The project was launched on Thursday by the Food and Agriculture Organization (FAO) and the International Maritime Organization (IMO), with preliminary funding from Norway.
Protecting oceans and livelihoods
“Plastic litter has a devastating influence on marine life and human well being”, said Manuel Barange, FAO’s Director of Fisheries and Aquaculture. “This initiative is an important step in tackling the issue and will help protect the ocean ecosystem as well as the livelihoods of those who depend on it.”
Protecting the marine environment is the objective of Sustainable Development Goal 14, part of the 2030 Agenda to create a more just and equitable future for all people and the planet.
The GloLitter project will help countries apply best practices for the prevention and reduction of marine plastic litter, in an effort to safeguard the world’s coastal and marine resources.
Actions will include encouraging fishing gear to be marked so that it can be traced if lost or discarded at sea. Another focus will be on the availability and adequacy of port reception facilities and their connection to national waste management systems.
“Marine litter is a scourge on the oceans and on the planet”, mentioned Jose Matheickal, Head of the IMO’s Department for Partnerships and Projects. “I am delighted that we have more than 30 countries committed to this initiative and working with IMO and FAO to address this issue.”
Five areas represented
The nations collaborating within the GloLitter project are in Asia, Africa, the Caribbean, Latin America and the Pacific.
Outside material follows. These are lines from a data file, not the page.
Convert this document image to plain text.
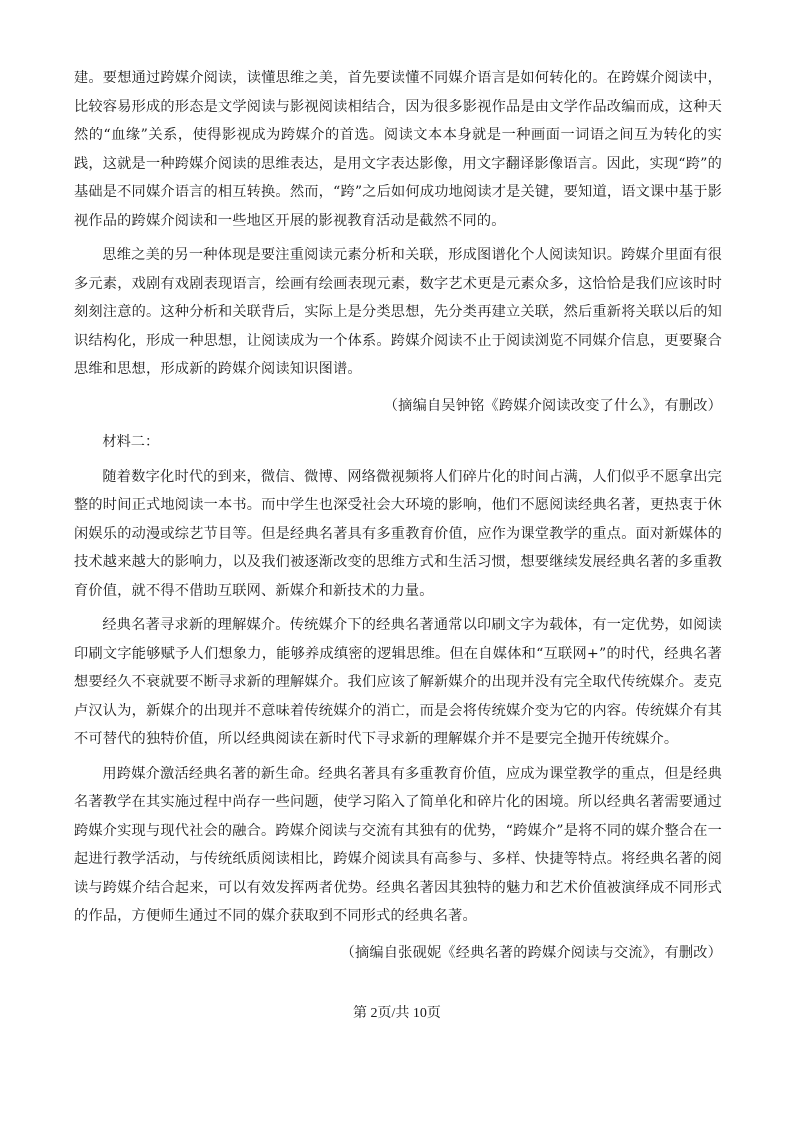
建。要想通过跨媒介阅读，读懂思维之美，首先要读懂不同媒介语言是如何转化的。在跨媒介阅读中，比较容易形成的形态是文学阅读与影视阅读相结合，因为很多影视作品是由文学作品改编而成，这种天然的“血缘”关系，使得影视成为跨媒介的首选。阅读文本本身就是一种画面一词语之间互为转化的实践，这就是一种跨媒介阅读的思维表达，是用文字表达影像，用文字翻译影像语言。因此，实现“跨”的基础是不同媒介语言的相互转换。然而，“跨”之后如何成功地阅读才是关键，要知道，语文课中基于影视作品的跨媒介阅读和一些地区开展的影视教育活动是截然不同的。

思维之美的另一种体现是要注重阅读元素分析和关联，形成图谱化个人阅读知识。跨媒介里面有很多元素，戏剧有戏剧表现语言，绘画有绘画表现元素，数字艺术更是元素众多，这恰恰是我们应该时时刻刻注意的。这种分析和关联背后，实际上是分类思想，先分类再建立关联，然后重新将关联以后的知识结构化，形成一种思想，让阅读成为一个体系。跨媒介阅读不止于阅读浏览不同媒介信息，更要聚合思维和思想，形成新的跨媒介阅读知识图谱。

（摘编自吴钟铭《跨媒介阅读改变了什么》，有删改）

材料二：

随着数字化时代的到来，微信、微博、网络微视频将人们碎片化的时间占满，人们似乎不愿拿出完整的时间正式地阅读一本书。而中学生也深受社会大环境的影响，他们不愿阅读经典名著，更热衷于休闲娱乐的动漫或综艺节目等。但是经典名著具有多重教育价值，应作为课堂教学的重点。面对新媒体的技术越来越大的影响力，以及我们被逐渐改变的思维方式和生活习惯，想要继续发展经典名著的多重教育价值，就不得不借助互联网、新媒介和新技术的力量。

经典名著寻求新的理解媒介。传统媒介下的经典名著通常以印刷文字为载体，有一定优势，如阅读印刷文字能够赋予人们想象力，能够养成缜密的逻辑思维。但在自媒体和“互联网+”的时代，经典名著想要经久不衰就要不断寻求新的理解媒介。我们应该了解新媒介的出现并没有完全取代传统媒介。麦克卢汉认为，新媒介的出现并不意味着传统媒介的消亡，而是会将传统媒介变为它的内容。传统媒介有其不可替代的独特价值，所以经典阅读在新时代下寻求新的理解媒介并不是要完全抛开传统媒介。

用跨媒介激活经典名著的新生命。经典名著具有多重教育价值，应成为课堂教学的重点，但是经典名著教学在其实施过程中尚存一些问题，使学习陷入了简单化和碎片化的困境。所以经典名著需要通过跨媒介实现与现代社会的融合。跨媒介阅读与交流有其独有的优势，“跨媒介”是将不同的媒介整合在一起进行教学活动，与传统纸质阅读相比，跨媒介阅读具有高参与、多样、快捷等特点。将经典名著的阅读与跨媒介结合起来，可以有效发挥两者优势。经典名著因其独特的魅力和艺术价值被演绎成不同形式的作品，方便师生通过不同的媒介获取到不同形式的经典名著。

（摘编自张砚妮《经典名著的跨媒介阅读与交流》，有删改）

第 2页/共 10页
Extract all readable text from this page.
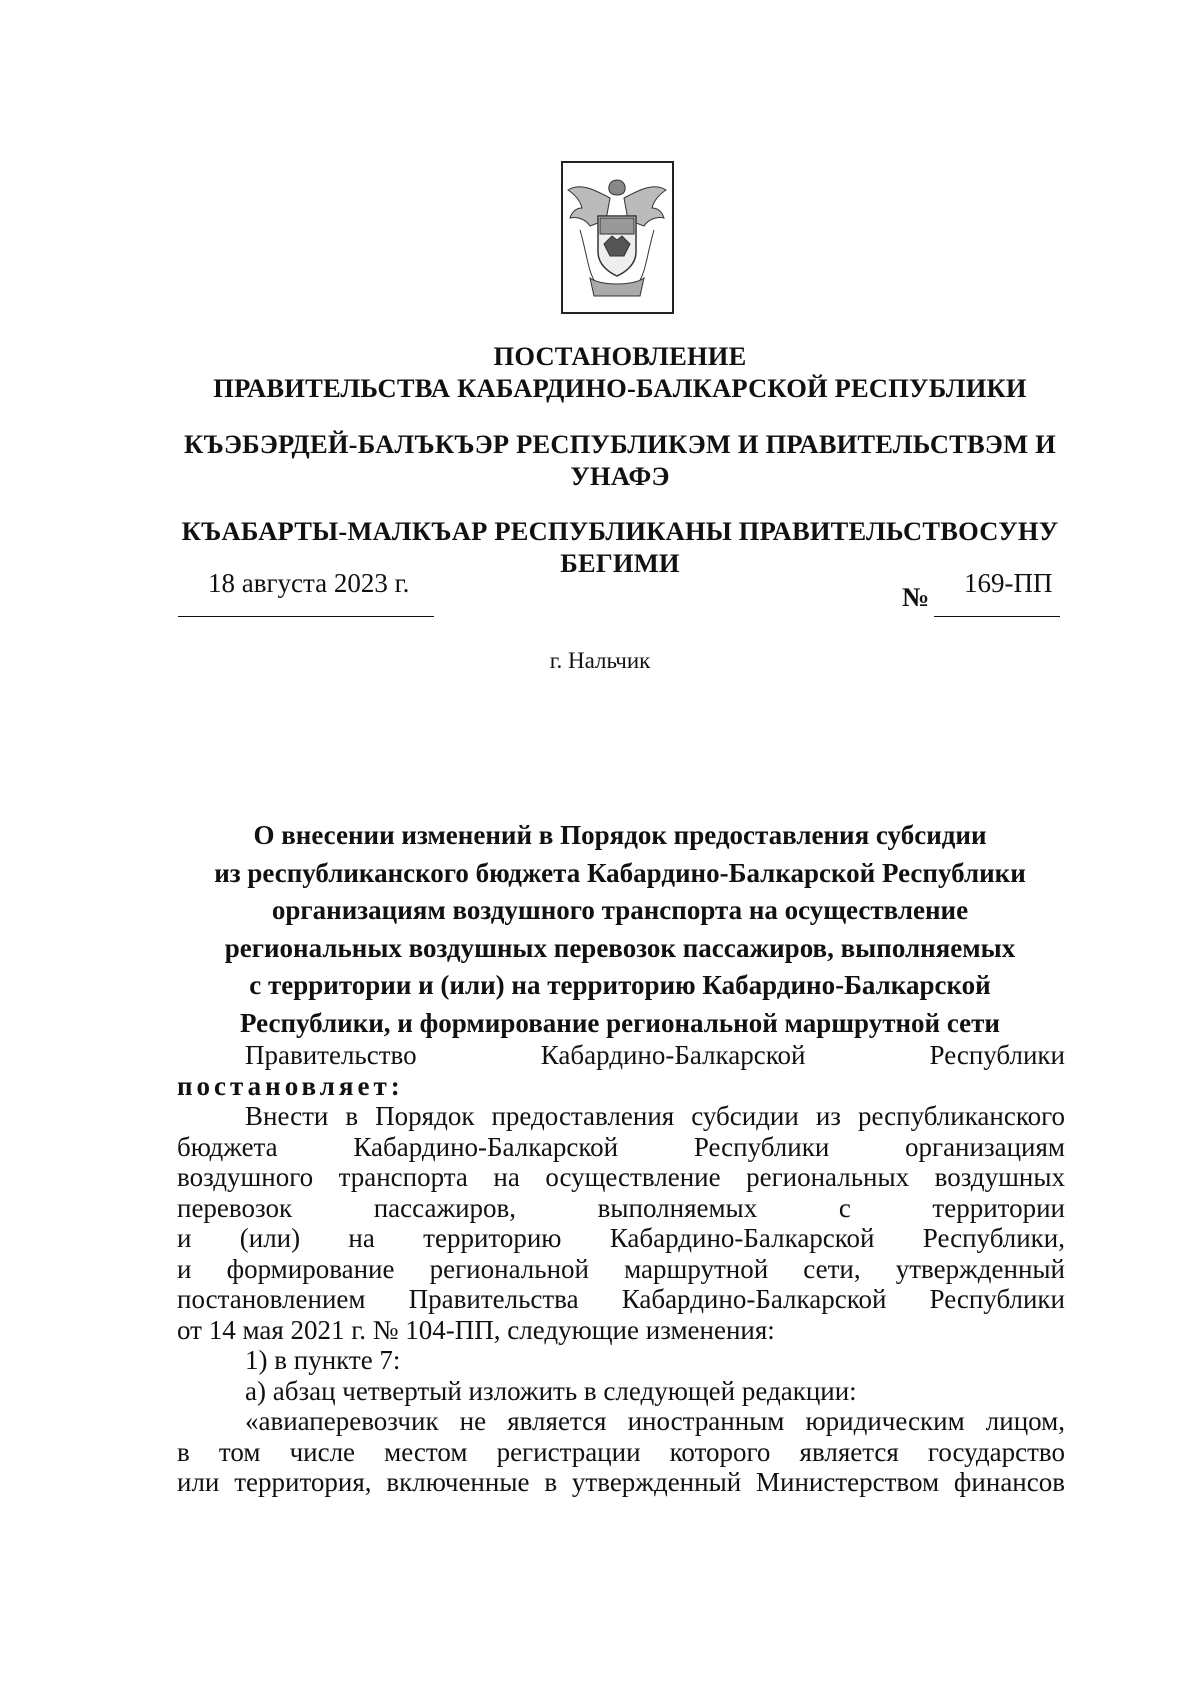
ПОСТАНОВЛЕНИЕ
ПРАВИТЕЛЬСТВА КАБАРДИНО-БАЛКАРСКОЙ РЕСПУБЛИКИ
КЪЭБЭРДЕЙ-БАЛЪКЪЭР РЕСПУБЛИКЭМ И ПРАВИТЕЛЬСТВЭМ И
УНАФЭ
КЪАБАРТЫ-МАЛКЪАР РЕСПУБЛИКАНЫ ПРАВИТЕЛЬСТВОСУНУ
БЕГИМИ
18 августа 2023 г.	№ 169-ПП
г. Нальчик
О внесении изменений в Порядок предоставления субсидии
из республиканского бюджета Кабардино-Балкарской Республики
организациям воздушного транспорта на осуществление
региональных воздушных перевозок пассажиров, выполняемых
с территории и (или) на территорию Кабардино-Балкарской
Республики, и формирование региональной маршрутной сети
Правительство	Кабардино-Балкарской	Республики
постановляет:
Внести в Порядок предоставления субсидии из республиканского
бюджета Кабардино-Балкарской Республики организациям
воздушного транспорта на осуществление региональных воздушных
перевозок пассажиров, выполняемых с территории
и (или) на территорию Кабардино-Балкарской Республики,
и формирование региональной маршрутной сети, утвержденный
постановлением Правительства Кабардино-Балкарской Республики
от 14 мая 2021 г. № 104-ПП, следующие изменения:
1) в пункте 7:
а) абзац четвертый изложить в следующей редакции:
«авиаперевозчик не является иностранным юридическим лицом,
в том числе местом регистрации которого является государство
или территория, включенные в утвержденный Министерством финансов
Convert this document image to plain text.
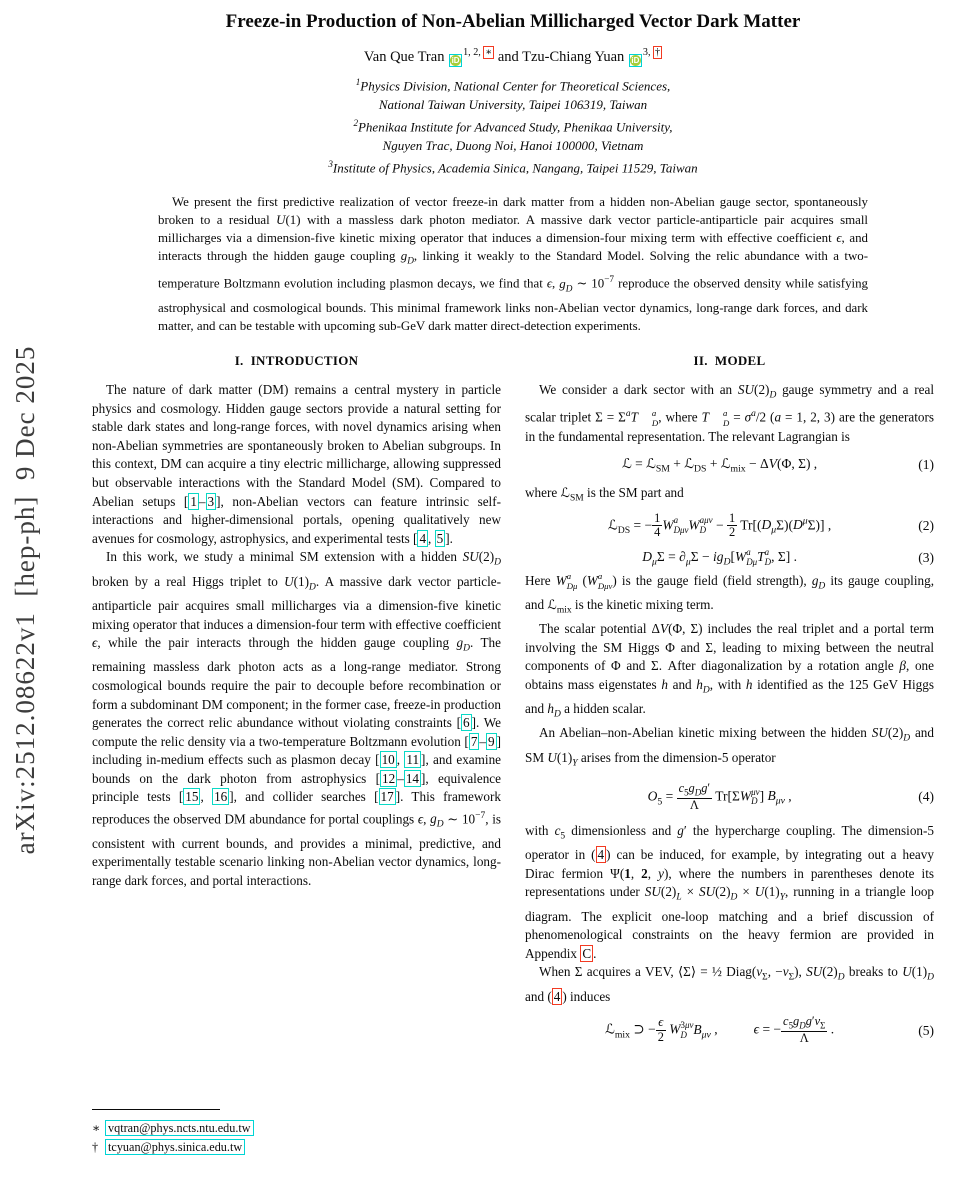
arXiv:2512.08622v1  [hep-ph]  9 Dec 2025
Freeze-in Production of Non-Abelian Millicharged Vector Dark Matter
Van Que Tran $iD^{1, 2, ∗}$ and Tzu-Chiang Yuan $iD^{3, \dagger}$
$^1$Physics Division, National Center for Theoretical Sciences,
National Taiwan University, Taipei 106319, Taiwan
$^2$Phenikaa Institute for Advanced Study, Phenikaa University,
Nguyen Trac, Duong Noi, Hanoi 100000, Vietnam
$^3$Institute of Physics, Academia Sinica, Nangang, Taipei 11529, Taiwan
We present the first predictive realization of vector freeze-in dark matter from a hidden non-Abelian gauge sector, spontaneously broken to a residual U(1) with a massless dark photon mediator. A massive dark vector particle-antiparticle pair acquires small millicharges via a dimension-five kinetic mixing operator that induces a dimension-four mixing term with effective coefficient ϵ, and interacts through the hidden gauge coupling $g_D$, linking it weakly to the Standard Model. Solving the relic abundance with a two-temperature Boltzmann evolution including plasmon decays, we find that ϵ, $g_D$ ∼ $10^{-7}$ reproduce the observed density while satisfying astrophysical and cosmological bounds. This minimal framework links non-Abelian vector dynamics, long-range dark forces, and dark matter, and can be testable with upcoming sub-GeV dark matter direct-detection experiments.
I.  INTRODUCTION

The nature of dark matter (DM) remains a central mystery in particle physics and cosmology. Hidden gauge sectors provide a natural setting for stable dark states and long-range forces, with novel dynamics arising when non-Abelian symmetries are spontaneously broken to Abelian subgroups. In this context, DM can acquire a tiny electric millicharge, allowing suppressed but observable interactions with the Standard Model (SM). Compared to Abelian setups [ 1 – 3 ], non-Abelian vectors can feature intrinsic self-interactions and higher-dimensional portals, opening qualitatively new avenues for cosmology, astrophysics, and experimental tests [ 4 , 5 ].

In this work, we study a minimal SM extension with a hidden $SU(2)_D$ broken by a real Higgs triplet to $U(1)_D$. A massive dark vector particle-antiparticle pair acquires small millicharges via a dimension-five kinetic mixing operator that induces a dimension-four term with effective coefficient ϵ, while the pair interacts through the hidden gauge coupling $g_D$. The remaining massless dark photon acts as a long-range mediator. Strong cosmological bounds require the pair to decouple before recombination or form a subdominant DM component; in the former case, freeze-in production generates the correct relic abundance without violating constraints [ 6 ]. We compute the relic density via a two-temperature Boltzmann evolution [ 7 – 9 ] including in-medium effects such as plasmon decay [ 10 , 11 ], and examine bounds on the dark photon from astrophysics [ 12 – 14 ], equivalence principle tests [ 15 , 16 ], and collider searches [ 17 ]. This framework reproduces the observed DM abundance for portal couplings ϵ, $g_D$ ∼ $10^{-7}$, is consistent with current bounds, and provides a minimal, predictive, and experimentally testable scenario linking non-Abelian vector dynamics, long-range dark forces, and portal interactions.

∗ vqtran@phys.ncts.ntu.edu.tw
† tcyuan@phys.sinica.edu.tw
II.  MODEL

We consider a dark sector with an $SU(2)_D$ gauge symmetry and a real scalar triplet $\Sigma = \Sigma^aT$	a
D , where T	a
$D = \sigma^a/2$ (a = 1, 2, 3) are the generators in the fundamental representation. The relevant Lagrangian is

ℒ = ℒ$_{SM}$ + ℒ$_{DS}$ + ℒ$_{mix}$ − ΔV(Φ, Σ) ,	(1)

where ℒ$_{SM}$ is the SM part and

ℒ$_{DS}$ = − $\frac{1}{4}$ W a
Dμν W aμν
$D - \frac{1}{2} Tr[(D_\mu\Sigma)(D^\mu\Sigma)]$ ,	(2)
$D_\mu\Sigma = \partial_\mu\Sigma - ig_D[W$ a
Dμ T a
D , Σ] .	(3)

Here W a
Dμ (W a
Dμν ) is the gauge field (field strength), $g_D$ its gauge coupling, and ℒ$_{mix}$ is the kinetic mixing term.

The scalar potential ΔV(Φ, Σ) includes the real triplet and a portal term involving the SM Higgs Φ and Σ, leading to mixing between the neutral components of Φ and Σ. After diagonalization by a rotation angle β, one obtains mass eigenstates h and $h_D$, with h identified as the 125 GeV Higgs and $h_D$ a hidden scalar.

An Abelian–non-Abelian kinetic mixing between the hidden $SU(2)_D$ and SM $U(1)_Y$ arises from the dimension-5 operator

$O_5 = \frac{c_5g_Dg'}{\Lambda} Tr[\Sigma W$ μν
D ] $B_{\mu\nu}$ ,	(4)

with $c_5$ dimensionless and g′ the hypercharge coupling. The dimension-5 operator in ( 4 ) can be induced, for example, by integrating out a heavy Dirac fermion Ψ(1, 2, y), where the numbers in parentheses denote its representations under $SU(2)_L \times SU(2)_D \times U(1)_Y$, running in a triangle loop diagram. The explicit one-loop matching and a brief discussion of phenomenological constraints on the heavy fermion are provided in Appendix C .

When Σ acquires a VEV, ⟨Σ⟩ = ½ $Diag(v_\Sigma$, $-v_\Sigma$), $SU(2)_D$ breaks to $U(1)_D$ and ( 4 ) induces

ℒ$_{mix}$ ⊃ − $\frac{\epsilon}{2}$ W 3μν
D $B_{\mu\nu}$ ,	ϵ = − $\frac{c_5g_Dg'v_\Sigma}{\Lambda}$ .	(5)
They can even obtain technical help and coaching, in addition to steerage paperwork and different instruments to help implement present rules.
The project will promote compliance with related worldwide devices, together with the Voluntary Guidelines for the (*30*) of Fishing Gear, and the International Convention for the Prevention of Pollution from Ships (MARPOL), which accommodates rules towards discharging plastics into the ocean.